The "Village of the Damned" is just one short chapter in Lt. Parnell's new book, "Outlaw Platoon," written with author John Bruning and set for release by William Morrow/HarperCollins on Tuesday. [See Facebook page here.]

Yet it captures the dichotomy of Afghanistan -- the contrast between Americans and terrorists, between good Afghans and bad, between quiet heroism and treachery.

Yusef, it turns out, is a spy. He later reveals to an Iranian cell of bomb-makers that the platoon plans to set up an observation post on a certain hilltop, allowing insurgents to seed it with mines. When the platoon arrives, villagers come out to watch. One of the mines explodes and kills Cpl. Jeremiah Cole.

But the elder whose grandson was tortured is the opposite. Gratified by American kindness, he later risks death to walk 40 miles through the mountains to warn of an impending attack.

"That's Afghanistan," said Lt. Parnell. "That incident is a microcosm of the whole country."


Call of duty: becoming a Ranger

It's a world apart from Murrysville, where he grew up, and Cranberry, where he lives with his wife, Laurie, and two small children.

Lt. Parnell was attending Clarion University when he watched 9/11 unfold on television. Enraged, he joined the Army and found purpose, transforming from a listless college kid into a reed-tough Ranger with the 10th Mountain Division. He shipped off for Afghanistan in 2006 to take command of a 40-man platoon, nicknamed the Outlaws, with the goal of rooting out the Haqqani Network near the Pakistan border.

His book details his 16 months in combat, engaging Pakistan-based insurgents in numerous firefights in the mountains of Paktika Province. His men killed some 350 insurgents and lost just one of their own; two dozen were wounded.

The book differs from other memoirs coming out of Afghanistan in that Mr. Parnell includes an internal dialogue that reveals a sensitive leader. He's deeply affected by everything he endures, starting with his first day in Paktika when a little girl dies in his arms after a rocket blows off part of her leg.

"It was hard for me to see that," he says. "I felt like part of me was dying."
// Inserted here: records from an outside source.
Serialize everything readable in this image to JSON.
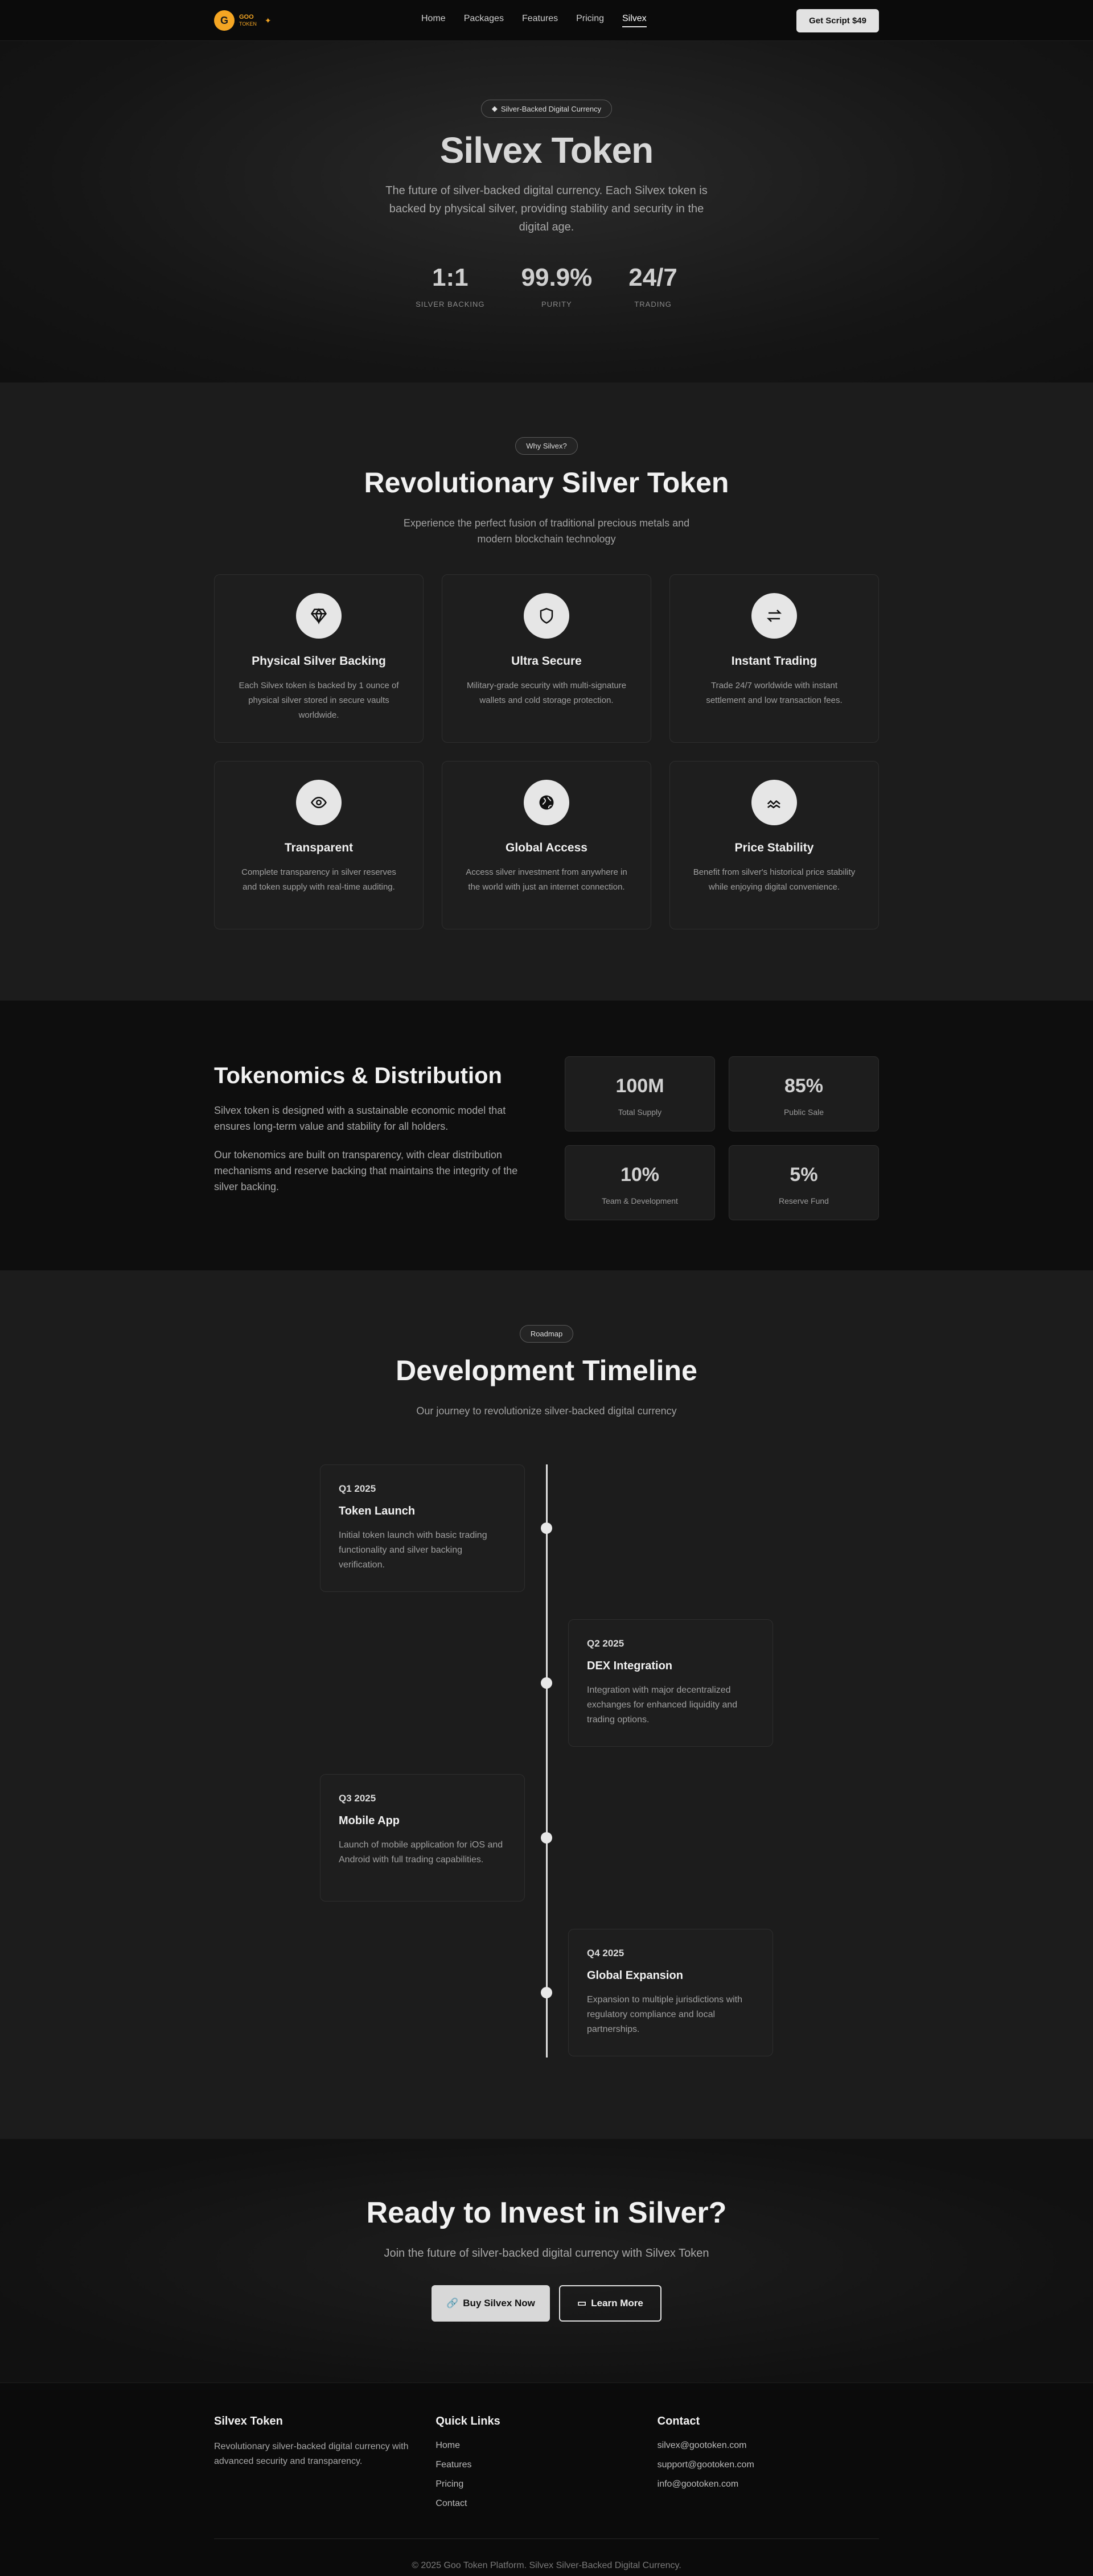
{
  "nav": {
    "logo_letter": "G",
    "logo_line1": "GOO",
    "logo_line2": "TOKEN",
    "links": [
      "Home",
      "Packages",
      "Features",
      "Pricing",
      "Silvex"
    ],
    "active_link": "Silvex",
    "cta_label": "Get Script $49"
  },
  "hero": {
    "badge": "Silver-Backed Digital Currency",
    "title": "Silvex Token",
    "lead": "The future of silver-backed digital currency. Each Silvex token is backed by physical silver, providing stability and security in the digital age.",
    "stats": [
      {
        "value": "1:1",
        "label": "SILVER BACKING"
      },
      {
        "value": "99.9%",
        "label": "PURITY"
      },
      {
        "value": "24/7",
        "label": "TRADING"
      }
    ]
  },
  "features": {
    "badge": "Why Silvex?",
    "title": "Revolutionary Silver Token",
    "subtitle": "Experience the perfect fusion of traditional precious metals and modern blockchain technology",
    "items": [
      {
        "icon": "diamond-icon",
        "title": "Physical Silver Backing",
        "text": "Each Silvex token is backed by 1 ounce of physical silver stored in secure vaults worldwide."
      },
      {
        "icon": "shield-icon",
        "title": "Ultra Secure",
        "text": "Military-grade security with multi-signature wallets and cold storage protection."
      },
      {
        "icon": "exchange-icon",
        "title": "Instant Trading",
        "text": "Trade 24/7 worldwide with instant settlement and low transaction fees."
      },
      {
        "icon": "eye-icon",
        "title": "Transparent",
        "text": "Complete transparency in silver reserves and token supply with real-time auditing."
      },
      {
        "icon": "globe-icon",
        "title": "Global Access",
        "text": "Access silver investment from anywhere in the world with just an internet connection."
      },
      {
        "icon": "chart-line-icon",
        "title": "Price Stability",
        "text": "Benefit from silver's historical price stability while enjoying digital convenience."
      }
    ]
  },
  "tokenomics": {
    "title": "Tokenomics & Distribution",
    "para1": "Silvex token is designed with a sustainable economic model that ensures long-term value and stability for all holders.",
    "para2": "Our tokenomics are built on transparency, with clear distribution mechanisms and reserve backing that maintains the integrity of the silver backing.",
    "cards": [
      {
        "value": "100M",
        "label": "Total Supply"
      },
      {
        "value": "85%",
        "label": "Public Sale"
      },
      {
        "value": "10%",
        "label": "Team & Development"
      },
      {
        "value": "5%",
        "label": "Reserve Fund"
      }
    ]
  },
  "roadmap": {
    "badge": "Roadmap",
    "title": "Development Timeline",
    "subtitle": "Our journey to revolutionize silver-backed digital currency",
    "items": [
      {
        "quarter": "Q1 2025",
        "title": "Token Launch",
        "text": "Initial token launch with basic trading functionality and silver backing verification."
      },
      {
        "quarter": "Q2 2025",
        "title": "DEX Integration",
        "text": "Integration with major decentralized exchanges for enhanced liquidity and trading options."
      },
      {
        "quarter": "Q3 2025",
        "title": "Mobile App",
        "text": "Launch of mobile application for iOS and Android with full trading capabilities."
      },
      {
        "quarter": "Q4 2025",
        "title": "Global Expansion",
        "text": "Expansion to multiple jurisdictions with regulatory compliance and local partnerships."
      }
    ]
  },
  "cta": {
    "title": "Ready to Invest in Silver?",
    "subtitle": "Join the future of silver-backed digital currency with Silvex Token",
    "primary_label": "Buy Silvex Now",
    "secondary_label": "Learn More"
  },
  "footer": {
    "brand_title": "Silvex Token",
    "brand_text": "Revolutionary silver-backed digital currency with advanced security and transparency.",
    "links_title": "Quick Links",
    "links": [
      "Home",
      "Features",
      "Pricing",
      "Contact"
    ],
    "contact_title": "Contact",
    "contacts": [
      "silvex@gootoken.com",
      "support@gootoken.com",
      "info@gootoken.com"
    ],
    "copyright": "© 2025 Goo Token Platform. Silvex Silver-Backed Digital Currency."
  }
}
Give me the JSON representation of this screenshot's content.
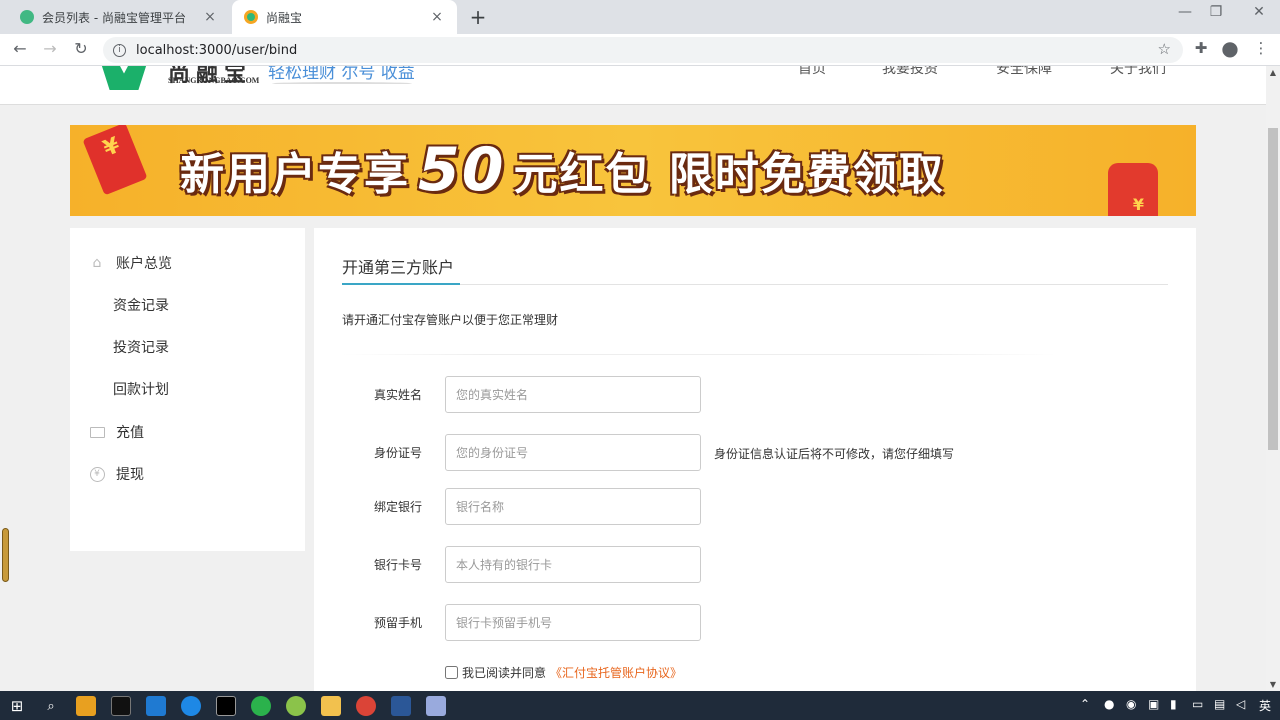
{
  "browser": {
    "tabs": [
      {
        "title": "会员列表 - 尚融宝管理平台",
        "active": false
      },
      {
        "title": "尚融宝",
        "active": true
      }
    ],
    "url": "localhost:3000/user/bind",
    "new_tab": "+",
    "close": "×",
    "minimize": "—",
    "maximize": "❐",
    "window_close": "✕"
  },
  "site": {
    "logo_cn": "尚融宝",
    "logo_en": "SHANGRONGBAO.COM",
    "slogan": "轻松理财 尔号 收益",
    "nav": [
      "首页",
      "我要投资",
      "安全保障",
      "关于我们"
    ]
  },
  "banner": {
    "text_a": "新用户专享",
    "text_big": "50",
    "text_b": "元红包 限时免费领取",
    "yen": "¥"
  },
  "sidebar": {
    "items": [
      {
        "label": "账户总览",
        "icon": "home-icon"
      },
      {
        "label": "资金记录",
        "icon": ""
      },
      {
        "label": "投资记录",
        "icon": ""
      },
      {
        "label": "回款计划",
        "icon": ""
      },
      {
        "label": "充值",
        "icon": "folder-icon"
      },
      {
        "label": "提现",
        "icon": "yen-icon"
      }
    ]
  },
  "main": {
    "title": "开通第三方账户",
    "intro": "请开通汇付宝存管账户以便于您正常理财",
    "fields": [
      {
        "label": "真实姓名",
        "placeholder": "您的真实姓名",
        "value": ""
      },
      {
        "label": "身份证号",
        "placeholder": "您的身份证号",
        "value": "",
        "hint": "身份证信息认证后将不可修改，请您仔细填写"
      },
      {
        "label": "绑定银行",
        "placeholder": "银行名称",
        "value": ""
      },
      {
        "label": "银行卡号",
        "placeholder": "本人持有的银行卡",
        "value": ""
      },
      {
        "label": "预留手机",
        "placeholder": "银行卡预留手机号",
        "value": ""
      }
    ],
    "agree_text": "我已阅读并同意",
    "agree_link": "《汇付宝托管账户协议》"
  },
  "taskbar": {
    "tray_lang": "英"
  },
  "colors": {
    "accent": "#3aa6c6",
    "link": "#e8671f",
    "banner": "#f6b12a"
  }
}
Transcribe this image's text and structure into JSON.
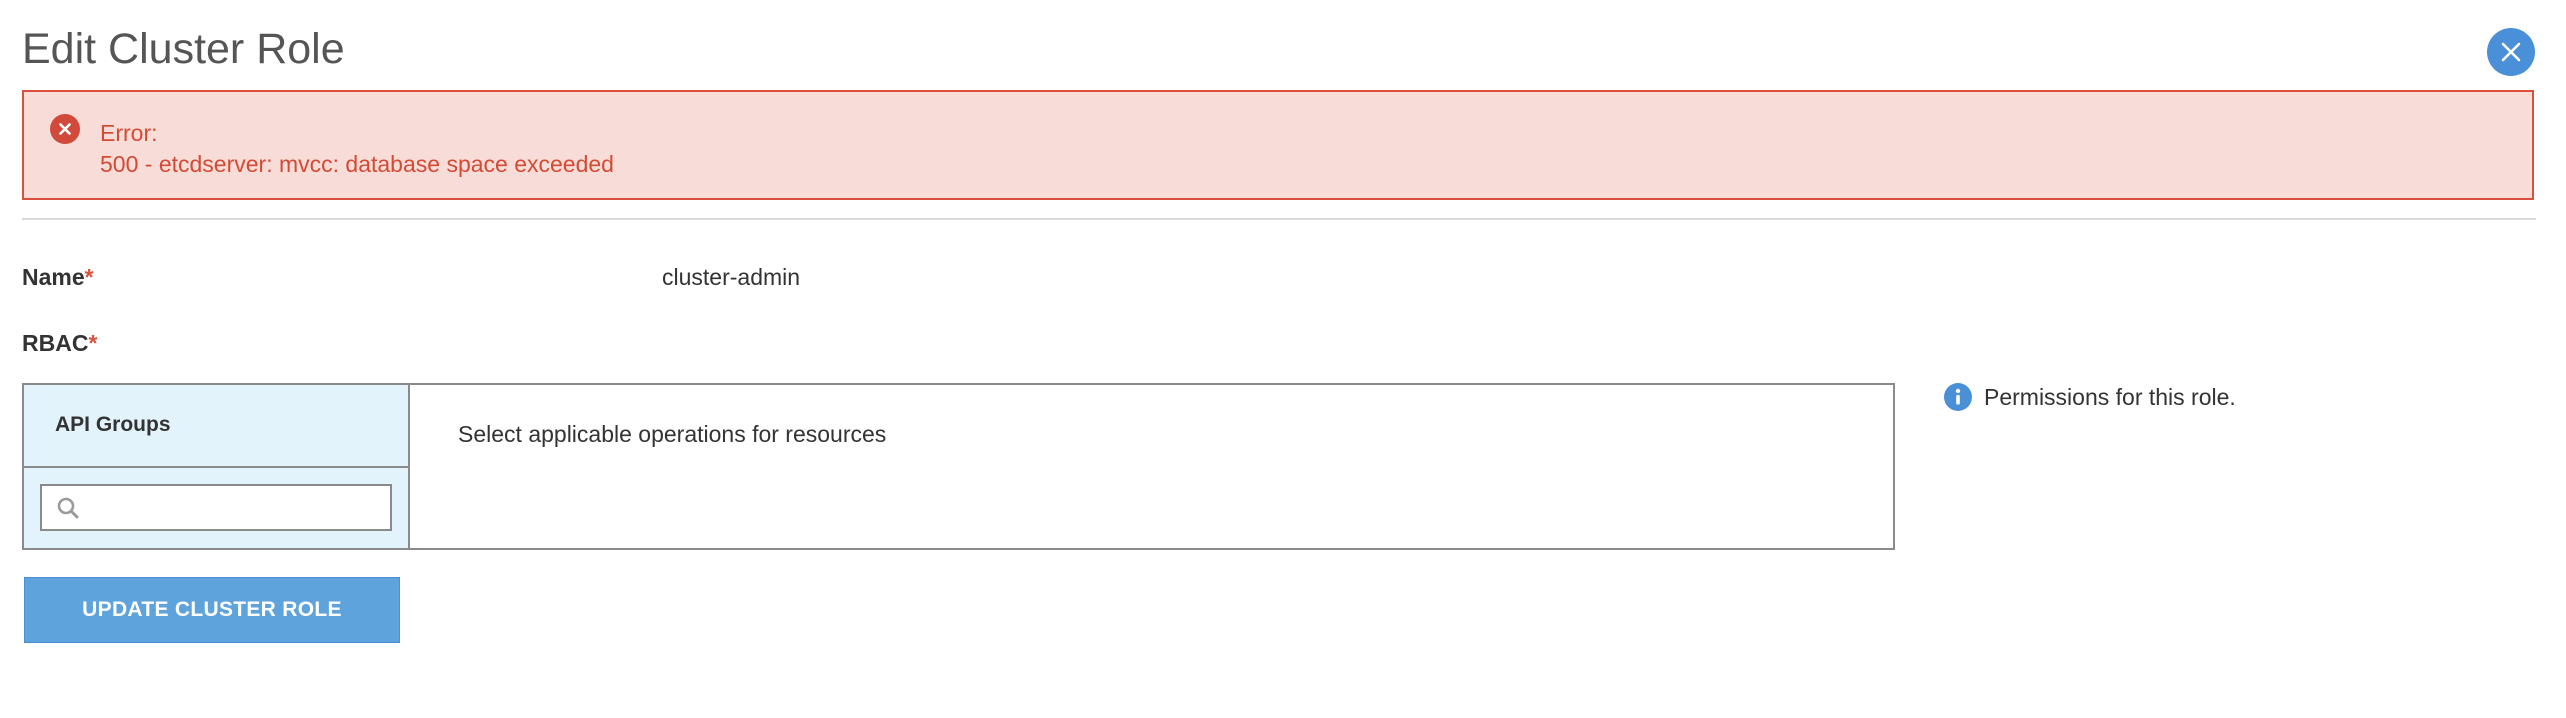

Early on, Lt. Parnell also expresses his fear of combat and questions his leadership ability.

"Sean's that kind of guy, he's very humble," said Sgt. Christopher Cowan, an Outlaw member who is now a police officer in Syracuse, N.Y. "But he was a very good leader who took care of his men."

Lt. Parnell overcomes his doubts in one harrowing moment, when his unit is pinned down by machine-gun fire and he must exit his Humvee to rally the men. He does, but even now he's not sure how.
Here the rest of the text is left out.